De fundamentele vraag hier luidt: is er een manier om van vooroordelen af te komen? Een seminaal experiment door Fiske leidde tot een opvallend en verrassend antwoord op die vraag. In dit experiment stelden onderzoekers zowel de emotionele als cognitieve componenten bij een groep proefpersonen vast, waarbij ze gebruikmaakten van fMRIscans en cognitieve onderzoekstechnieken zoals hierboven beschreven. Deze vaststelling werd onder twee verschillende soorten van omstandigheden met verschillende instructies herhaald.
Bij één onderdeel van het experiment werd aan blanke proefpersonen gevraagd om te kijken naar foto’s van zwarte gezichten en te beoordelen of de persoon ouder was dan eenentwintig. Deze instructie moedigde de proefpersonen aan om naar de gezichten te kijken op basis van sociale categorisering, waarbij ze snel vaststelden of ze behoorden tot de groep van ‘boven de eenentwintig’ of ‘onder de eenentwintig’. Net als ras of geslacht is de categorie ‘leeftijdsgroep’ op basis van ‘jong’ of ‘oud’ een van de sociaal duidelijk afgebakende categorieën of groeperingen die we in onze cultuur onmiddellijk herkennen. Door de gezichten te beoordelen op het feit of ze tot een bepaalde groepering behoorden, werd het ontmoedigd om hen als individu te zien, waarvoor een gedetailleerdere analyse van de persoonlijke kenmerken van dat gezicht nodig zou zijn. Toen de blanke proefpersonen onder die omstandigheden de zwarte gezichten beoordeelden op basis van ‘boven of onder de eenentwintig’ werden de rassenvooroordelen van de proefpersonen opgewekt en werden zowel de negatieve emotionele tendens (die de amygdala activeerde, wat bleek uit de fMRI) als de rassenstereotypen (vastgesteld door cognitieve tests) geactiveerd.

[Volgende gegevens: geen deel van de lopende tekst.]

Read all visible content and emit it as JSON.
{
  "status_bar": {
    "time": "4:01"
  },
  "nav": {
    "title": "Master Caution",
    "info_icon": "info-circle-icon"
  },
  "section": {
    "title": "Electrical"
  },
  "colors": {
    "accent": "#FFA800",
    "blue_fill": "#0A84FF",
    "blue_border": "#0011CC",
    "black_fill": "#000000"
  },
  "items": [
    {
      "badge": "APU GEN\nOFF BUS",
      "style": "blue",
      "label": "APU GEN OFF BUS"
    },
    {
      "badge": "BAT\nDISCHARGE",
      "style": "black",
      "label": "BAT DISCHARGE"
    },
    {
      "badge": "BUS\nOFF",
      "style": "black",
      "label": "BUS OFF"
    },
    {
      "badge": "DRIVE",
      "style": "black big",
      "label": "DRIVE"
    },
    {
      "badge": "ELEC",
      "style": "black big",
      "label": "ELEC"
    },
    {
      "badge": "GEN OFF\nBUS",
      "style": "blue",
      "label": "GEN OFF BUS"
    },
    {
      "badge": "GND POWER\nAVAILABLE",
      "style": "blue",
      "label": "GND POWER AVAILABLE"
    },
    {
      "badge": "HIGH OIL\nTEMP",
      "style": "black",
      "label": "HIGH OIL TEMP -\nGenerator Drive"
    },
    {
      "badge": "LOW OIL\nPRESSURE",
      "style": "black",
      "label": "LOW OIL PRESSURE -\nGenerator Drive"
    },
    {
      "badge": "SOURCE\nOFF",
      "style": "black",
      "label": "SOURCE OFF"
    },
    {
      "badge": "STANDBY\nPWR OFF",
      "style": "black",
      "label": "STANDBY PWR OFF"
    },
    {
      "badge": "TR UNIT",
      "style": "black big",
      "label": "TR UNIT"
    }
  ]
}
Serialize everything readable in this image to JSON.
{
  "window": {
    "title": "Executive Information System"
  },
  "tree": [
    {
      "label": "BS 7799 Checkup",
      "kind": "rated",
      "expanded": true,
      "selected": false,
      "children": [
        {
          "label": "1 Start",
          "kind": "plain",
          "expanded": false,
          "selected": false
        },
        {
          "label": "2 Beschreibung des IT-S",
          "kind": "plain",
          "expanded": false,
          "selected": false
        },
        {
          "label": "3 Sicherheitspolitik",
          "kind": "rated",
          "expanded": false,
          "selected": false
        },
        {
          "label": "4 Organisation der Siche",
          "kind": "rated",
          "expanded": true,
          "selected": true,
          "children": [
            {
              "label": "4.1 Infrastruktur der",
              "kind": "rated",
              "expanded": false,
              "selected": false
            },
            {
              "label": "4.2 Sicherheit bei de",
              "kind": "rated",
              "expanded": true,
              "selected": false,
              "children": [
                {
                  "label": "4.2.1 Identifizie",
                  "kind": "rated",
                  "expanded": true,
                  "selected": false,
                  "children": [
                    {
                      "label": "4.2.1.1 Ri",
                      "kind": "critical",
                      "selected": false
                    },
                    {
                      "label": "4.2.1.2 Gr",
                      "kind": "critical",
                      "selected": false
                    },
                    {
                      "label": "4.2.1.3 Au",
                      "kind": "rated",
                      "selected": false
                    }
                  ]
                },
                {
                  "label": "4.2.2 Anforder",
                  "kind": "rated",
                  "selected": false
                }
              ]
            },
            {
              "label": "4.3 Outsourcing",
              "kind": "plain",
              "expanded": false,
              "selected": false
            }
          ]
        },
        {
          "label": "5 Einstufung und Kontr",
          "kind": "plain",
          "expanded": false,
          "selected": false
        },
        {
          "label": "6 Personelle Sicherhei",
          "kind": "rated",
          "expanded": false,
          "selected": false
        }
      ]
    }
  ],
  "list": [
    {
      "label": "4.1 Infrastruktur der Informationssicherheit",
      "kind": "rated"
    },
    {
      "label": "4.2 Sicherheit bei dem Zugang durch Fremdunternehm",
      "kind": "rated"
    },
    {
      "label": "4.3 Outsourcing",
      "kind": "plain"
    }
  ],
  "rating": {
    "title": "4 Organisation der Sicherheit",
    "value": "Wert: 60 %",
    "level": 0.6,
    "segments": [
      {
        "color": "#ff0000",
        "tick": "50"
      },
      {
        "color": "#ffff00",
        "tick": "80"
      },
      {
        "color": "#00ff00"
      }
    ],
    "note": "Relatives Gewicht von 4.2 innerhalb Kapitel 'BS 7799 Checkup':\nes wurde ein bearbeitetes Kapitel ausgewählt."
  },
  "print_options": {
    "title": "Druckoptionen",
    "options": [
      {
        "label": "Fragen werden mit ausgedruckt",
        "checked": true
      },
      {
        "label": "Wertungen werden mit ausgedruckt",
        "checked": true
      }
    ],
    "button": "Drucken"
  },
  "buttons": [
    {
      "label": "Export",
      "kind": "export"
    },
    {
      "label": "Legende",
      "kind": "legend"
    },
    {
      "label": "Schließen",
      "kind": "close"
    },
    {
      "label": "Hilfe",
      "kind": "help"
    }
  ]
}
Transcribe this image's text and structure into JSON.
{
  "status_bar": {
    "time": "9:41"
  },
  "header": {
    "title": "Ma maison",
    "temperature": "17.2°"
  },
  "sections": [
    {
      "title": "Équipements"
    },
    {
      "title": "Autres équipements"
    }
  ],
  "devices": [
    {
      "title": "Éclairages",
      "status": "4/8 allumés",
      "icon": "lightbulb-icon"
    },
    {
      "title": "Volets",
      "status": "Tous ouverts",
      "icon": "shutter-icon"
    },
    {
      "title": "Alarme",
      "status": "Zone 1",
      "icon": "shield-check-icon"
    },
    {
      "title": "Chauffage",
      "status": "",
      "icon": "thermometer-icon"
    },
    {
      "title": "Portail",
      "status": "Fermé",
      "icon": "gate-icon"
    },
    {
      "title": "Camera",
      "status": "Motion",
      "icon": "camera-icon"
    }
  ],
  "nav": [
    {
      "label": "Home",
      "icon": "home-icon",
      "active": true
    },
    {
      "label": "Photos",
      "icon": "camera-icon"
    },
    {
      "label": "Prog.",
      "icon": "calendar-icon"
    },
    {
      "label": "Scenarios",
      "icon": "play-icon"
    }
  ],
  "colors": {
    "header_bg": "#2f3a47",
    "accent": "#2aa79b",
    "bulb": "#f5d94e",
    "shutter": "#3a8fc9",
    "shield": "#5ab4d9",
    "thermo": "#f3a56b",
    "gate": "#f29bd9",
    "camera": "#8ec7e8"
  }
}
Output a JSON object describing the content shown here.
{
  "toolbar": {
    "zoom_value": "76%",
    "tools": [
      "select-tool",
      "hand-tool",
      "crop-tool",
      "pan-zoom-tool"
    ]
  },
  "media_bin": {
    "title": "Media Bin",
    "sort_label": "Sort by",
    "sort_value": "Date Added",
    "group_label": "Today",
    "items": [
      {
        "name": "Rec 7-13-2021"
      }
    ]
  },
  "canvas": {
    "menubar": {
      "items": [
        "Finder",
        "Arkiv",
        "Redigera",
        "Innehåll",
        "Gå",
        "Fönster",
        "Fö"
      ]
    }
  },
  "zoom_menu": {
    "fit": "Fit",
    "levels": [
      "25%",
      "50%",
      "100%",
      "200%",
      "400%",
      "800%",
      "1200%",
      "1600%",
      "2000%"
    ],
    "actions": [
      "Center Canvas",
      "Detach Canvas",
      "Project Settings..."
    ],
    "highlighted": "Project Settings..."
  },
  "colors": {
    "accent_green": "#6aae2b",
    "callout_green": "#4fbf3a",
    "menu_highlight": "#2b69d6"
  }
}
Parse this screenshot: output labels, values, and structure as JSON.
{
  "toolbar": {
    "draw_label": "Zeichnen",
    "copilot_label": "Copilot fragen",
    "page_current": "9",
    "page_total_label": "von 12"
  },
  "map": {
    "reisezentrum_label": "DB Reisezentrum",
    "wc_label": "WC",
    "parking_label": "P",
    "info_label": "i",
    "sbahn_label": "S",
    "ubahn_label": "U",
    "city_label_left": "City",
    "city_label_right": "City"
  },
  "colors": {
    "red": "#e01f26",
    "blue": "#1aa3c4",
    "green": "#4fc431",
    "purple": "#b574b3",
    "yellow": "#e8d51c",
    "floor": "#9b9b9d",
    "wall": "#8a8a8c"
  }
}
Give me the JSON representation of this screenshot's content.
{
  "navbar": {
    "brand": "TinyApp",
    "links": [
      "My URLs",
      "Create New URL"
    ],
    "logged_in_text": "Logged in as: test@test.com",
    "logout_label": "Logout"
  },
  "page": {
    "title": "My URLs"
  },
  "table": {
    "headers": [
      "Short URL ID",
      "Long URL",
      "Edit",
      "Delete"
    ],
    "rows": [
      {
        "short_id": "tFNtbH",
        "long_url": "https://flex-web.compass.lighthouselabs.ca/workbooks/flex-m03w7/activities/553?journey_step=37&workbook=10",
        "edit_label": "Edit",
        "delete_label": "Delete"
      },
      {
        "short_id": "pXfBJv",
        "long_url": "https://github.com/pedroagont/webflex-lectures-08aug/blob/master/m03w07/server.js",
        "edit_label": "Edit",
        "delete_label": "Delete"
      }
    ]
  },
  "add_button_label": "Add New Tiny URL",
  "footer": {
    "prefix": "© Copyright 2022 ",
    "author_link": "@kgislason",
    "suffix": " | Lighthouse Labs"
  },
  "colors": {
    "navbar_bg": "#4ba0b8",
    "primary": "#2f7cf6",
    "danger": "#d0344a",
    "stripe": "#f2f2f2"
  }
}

In de tweede fase van het experiment werden proefpersonen aangemoedigd om de persoon op de foto als individu te zien en hem niet op basis van leeftijd, geslacht of ras onder te brengen in een bepaalde groep. Dit gebeurde door eerst de naam van een groente in een flits op het scherm te laten verschijnen voordat er een foto werd getoond en door aan de proefpersoon te vragen na te denken over de persoon op de foto en te besluiten of die persoon de groente zou lusten. Deze taak had de bedoeling de proefpersoon ertoe te brengen over elk gezicht na te denken als een uniek individu met persoonlijke voorkeuren en eigenschappen. Zeer tot de verbazing van veel onderzoekers bande de doelbewuste intentie om de persoon als individu te zien de bevooroordeelde reactie op zo’n fundamenteel niveau totáál uit dat noch de amygdala werd geactiveerd noch de rassenstereotypen werden opgewekt! Het vooroordeel loste gewoon in het niets op!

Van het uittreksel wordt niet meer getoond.